The report shows that the FBI has a unit called Facial Analysis, Comparison, and Evaluation (FACE) Services that conducts face recognition on the FGI-IPS and can access external partners’ face recognition systems to support active FBI investigations. The total number of face photos available in all searchable repositories amounts to over 411 million, and the FBI is interested in adding additional federal and state face recognition systems to their search capabilities.
The report said the agency is currently negotiating with 18 other states for access to their driver’s license photos to expand FACE services. Since August 2011 through December 2015, the agency has requested 215,000 searches of the databases of its external partners, of which about 30,000 have included searches of state driver’s license databases.

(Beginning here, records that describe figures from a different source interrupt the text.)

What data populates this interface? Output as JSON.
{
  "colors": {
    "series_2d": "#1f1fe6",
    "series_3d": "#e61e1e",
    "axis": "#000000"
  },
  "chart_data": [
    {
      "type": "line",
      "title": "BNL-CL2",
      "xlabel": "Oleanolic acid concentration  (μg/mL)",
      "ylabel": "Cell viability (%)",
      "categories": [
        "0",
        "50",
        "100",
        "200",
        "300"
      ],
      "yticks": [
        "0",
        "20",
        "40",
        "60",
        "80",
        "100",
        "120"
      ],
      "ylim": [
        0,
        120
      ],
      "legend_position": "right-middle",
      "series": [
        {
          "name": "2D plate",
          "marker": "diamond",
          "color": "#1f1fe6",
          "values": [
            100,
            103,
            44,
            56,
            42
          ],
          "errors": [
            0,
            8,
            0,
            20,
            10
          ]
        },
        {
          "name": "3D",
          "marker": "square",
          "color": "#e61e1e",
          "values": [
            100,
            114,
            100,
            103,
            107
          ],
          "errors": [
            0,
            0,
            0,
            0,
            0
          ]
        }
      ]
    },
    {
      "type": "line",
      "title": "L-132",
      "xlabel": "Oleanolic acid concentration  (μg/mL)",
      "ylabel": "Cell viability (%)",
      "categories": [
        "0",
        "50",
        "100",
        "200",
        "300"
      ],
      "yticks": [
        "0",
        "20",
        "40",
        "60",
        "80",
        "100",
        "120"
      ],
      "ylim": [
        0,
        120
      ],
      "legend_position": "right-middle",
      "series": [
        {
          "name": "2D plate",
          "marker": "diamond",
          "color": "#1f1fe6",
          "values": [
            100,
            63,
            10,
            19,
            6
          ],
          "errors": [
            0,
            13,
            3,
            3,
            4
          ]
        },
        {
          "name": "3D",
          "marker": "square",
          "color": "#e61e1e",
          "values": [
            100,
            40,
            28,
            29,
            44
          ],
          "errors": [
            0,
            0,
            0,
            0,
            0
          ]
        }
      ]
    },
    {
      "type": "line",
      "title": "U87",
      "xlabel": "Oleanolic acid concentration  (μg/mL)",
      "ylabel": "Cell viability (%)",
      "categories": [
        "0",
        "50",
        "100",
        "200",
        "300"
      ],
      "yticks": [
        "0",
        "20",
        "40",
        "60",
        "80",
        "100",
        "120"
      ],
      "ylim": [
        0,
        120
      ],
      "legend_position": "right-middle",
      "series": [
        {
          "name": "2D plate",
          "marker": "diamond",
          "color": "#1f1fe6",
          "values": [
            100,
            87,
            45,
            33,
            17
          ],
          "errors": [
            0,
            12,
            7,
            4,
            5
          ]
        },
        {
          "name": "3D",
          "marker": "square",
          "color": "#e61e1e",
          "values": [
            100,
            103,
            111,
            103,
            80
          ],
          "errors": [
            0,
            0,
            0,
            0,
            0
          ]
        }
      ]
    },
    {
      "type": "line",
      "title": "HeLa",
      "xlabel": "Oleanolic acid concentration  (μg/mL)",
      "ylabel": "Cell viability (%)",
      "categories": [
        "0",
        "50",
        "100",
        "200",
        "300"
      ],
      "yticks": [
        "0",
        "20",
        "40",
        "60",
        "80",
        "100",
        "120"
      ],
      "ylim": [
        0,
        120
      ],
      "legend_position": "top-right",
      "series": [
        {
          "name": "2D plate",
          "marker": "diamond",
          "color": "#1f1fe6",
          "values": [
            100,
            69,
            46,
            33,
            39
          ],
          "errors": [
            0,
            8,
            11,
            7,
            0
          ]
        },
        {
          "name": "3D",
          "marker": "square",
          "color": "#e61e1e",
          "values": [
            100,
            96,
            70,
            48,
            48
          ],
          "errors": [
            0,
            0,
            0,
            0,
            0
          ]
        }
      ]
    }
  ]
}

“This report is startling. For years, we’ve known that the FBI was building a database of faces and fingerprints for state and local police and for the FBI itself,” said Alvaro Bedoya, the executive director of the Center on Privacy and Technology at Georgetown University’s law school, reported The Hill. “Today, we learned that database pales in comparison to a separate FBI program that runs face recognition searches on well over 170 million driver’s license photos from sixteen states.”
GAO made recommendations to Attorney General Loretta Lynch, including a request that the DOJ determine why notices hadn’t been published under the privacy act. It also advised that a list of laws be compiled requiring the FBI to conduct tests to determine how accurate the database and external systems actually are.
Senator Franken said in his statement that facial recognition is “a new and powerful tool that holds great promise for law enforcement.”
“But if we don’t ensure its accuracy and guard against misuse, I am concerned about the risk of innocent Americans being inadvertently swept up in criminal investigations,” he said. “Minnesotans and people across the country need more information about how this technology is being used and how it will affect their lives, which is why I will be asking tough questions about the FBI’s use of facial recognition technology and its plans to improve the testing, transparency, and privacy protections of its system.”